Classic East. He’s never been one to pass up an opportunity.

But the moment he reaches us, his eyes drop to the receipts. His smirk vanishes, replaced by a faint tightening around his jaw. Darkness bleeds into his expression, and when he exhales, it comes out as a low growl. “Fuck.”

He snatches the receipts off the bar, flipping through them as if hoping the numbers will change. They don’t. “We need a meeting.”

That single sentence drops heavily in my stomach. A weight that never comes without consequence.

“Yeah?” I lean against the bar, taking another swig. “How about you start by telling me what the hell’s going on?”

His voice drops to a near whisper. “Kyle brought these to me last week. They’re all Chuck’s.”
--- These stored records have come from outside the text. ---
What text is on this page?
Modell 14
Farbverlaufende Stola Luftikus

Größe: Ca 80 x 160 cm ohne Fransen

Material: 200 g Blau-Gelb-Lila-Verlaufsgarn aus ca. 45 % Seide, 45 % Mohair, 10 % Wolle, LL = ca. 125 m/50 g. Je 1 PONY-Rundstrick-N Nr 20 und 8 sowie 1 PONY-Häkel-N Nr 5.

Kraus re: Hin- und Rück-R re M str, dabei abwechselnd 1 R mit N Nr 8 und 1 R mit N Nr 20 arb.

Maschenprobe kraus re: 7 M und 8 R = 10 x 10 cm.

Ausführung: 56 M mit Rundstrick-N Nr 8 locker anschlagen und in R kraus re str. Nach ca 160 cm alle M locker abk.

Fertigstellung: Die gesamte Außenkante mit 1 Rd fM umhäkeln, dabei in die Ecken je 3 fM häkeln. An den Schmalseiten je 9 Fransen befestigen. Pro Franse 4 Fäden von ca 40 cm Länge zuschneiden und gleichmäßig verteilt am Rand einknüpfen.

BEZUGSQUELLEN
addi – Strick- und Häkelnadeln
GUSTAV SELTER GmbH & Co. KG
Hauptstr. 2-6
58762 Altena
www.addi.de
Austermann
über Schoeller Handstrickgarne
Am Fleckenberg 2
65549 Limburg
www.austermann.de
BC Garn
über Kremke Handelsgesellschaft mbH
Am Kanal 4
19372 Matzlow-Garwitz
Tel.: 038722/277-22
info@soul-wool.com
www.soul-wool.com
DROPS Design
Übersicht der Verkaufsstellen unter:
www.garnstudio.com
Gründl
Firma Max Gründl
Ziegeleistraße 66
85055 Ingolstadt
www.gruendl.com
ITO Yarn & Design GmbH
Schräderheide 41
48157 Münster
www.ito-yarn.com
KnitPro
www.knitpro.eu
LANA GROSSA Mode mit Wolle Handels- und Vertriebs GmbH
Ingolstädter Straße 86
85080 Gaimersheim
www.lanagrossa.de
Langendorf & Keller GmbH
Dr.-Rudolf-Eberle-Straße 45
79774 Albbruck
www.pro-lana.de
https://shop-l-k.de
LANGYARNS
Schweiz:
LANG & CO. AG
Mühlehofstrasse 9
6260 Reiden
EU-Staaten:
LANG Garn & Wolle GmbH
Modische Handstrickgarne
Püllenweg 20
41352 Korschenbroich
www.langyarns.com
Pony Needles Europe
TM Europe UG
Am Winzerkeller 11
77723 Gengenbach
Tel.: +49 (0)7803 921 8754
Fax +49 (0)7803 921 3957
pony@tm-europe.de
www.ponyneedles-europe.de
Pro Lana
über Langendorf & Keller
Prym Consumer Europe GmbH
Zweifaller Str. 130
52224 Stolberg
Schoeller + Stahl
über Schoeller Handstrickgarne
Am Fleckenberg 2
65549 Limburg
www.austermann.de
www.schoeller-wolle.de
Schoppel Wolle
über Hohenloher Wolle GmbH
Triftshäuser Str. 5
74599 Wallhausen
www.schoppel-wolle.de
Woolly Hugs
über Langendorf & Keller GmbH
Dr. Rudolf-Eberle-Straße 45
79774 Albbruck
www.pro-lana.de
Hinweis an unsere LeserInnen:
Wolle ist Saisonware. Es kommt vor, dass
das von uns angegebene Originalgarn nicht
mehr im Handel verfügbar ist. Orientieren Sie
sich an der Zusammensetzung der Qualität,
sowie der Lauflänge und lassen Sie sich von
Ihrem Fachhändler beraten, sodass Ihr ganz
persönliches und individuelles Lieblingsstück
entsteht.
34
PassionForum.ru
My grip tightens around the bottle, knuckles going white. My gaze flickers toward the other side of the bar, where Chuck sits nursing a drink, oblivious. A muscle in my jaw twitches, restraint warring with fury. I don’t even glance in his direction. If I do, I won’t be able to hold back.

Then her voice slices through the static in my head—soft, steady, impossible to ignore. You only see what you want to see.

Is this what she meant? The quiet rot under our noses?

Chuck, unraveling in plain sight while I convinced myself everything was fine?

While I told myself I had control? She knew.

Covered for him. Stood there, proud and small while burning with something I couldn’t name.

Maybe this is why. Maybe this is what’s been eating her alive while we all looked the other way. And maybe I let myself look away, too.

“How many months?”

East exhales, bracing himself. “Three.”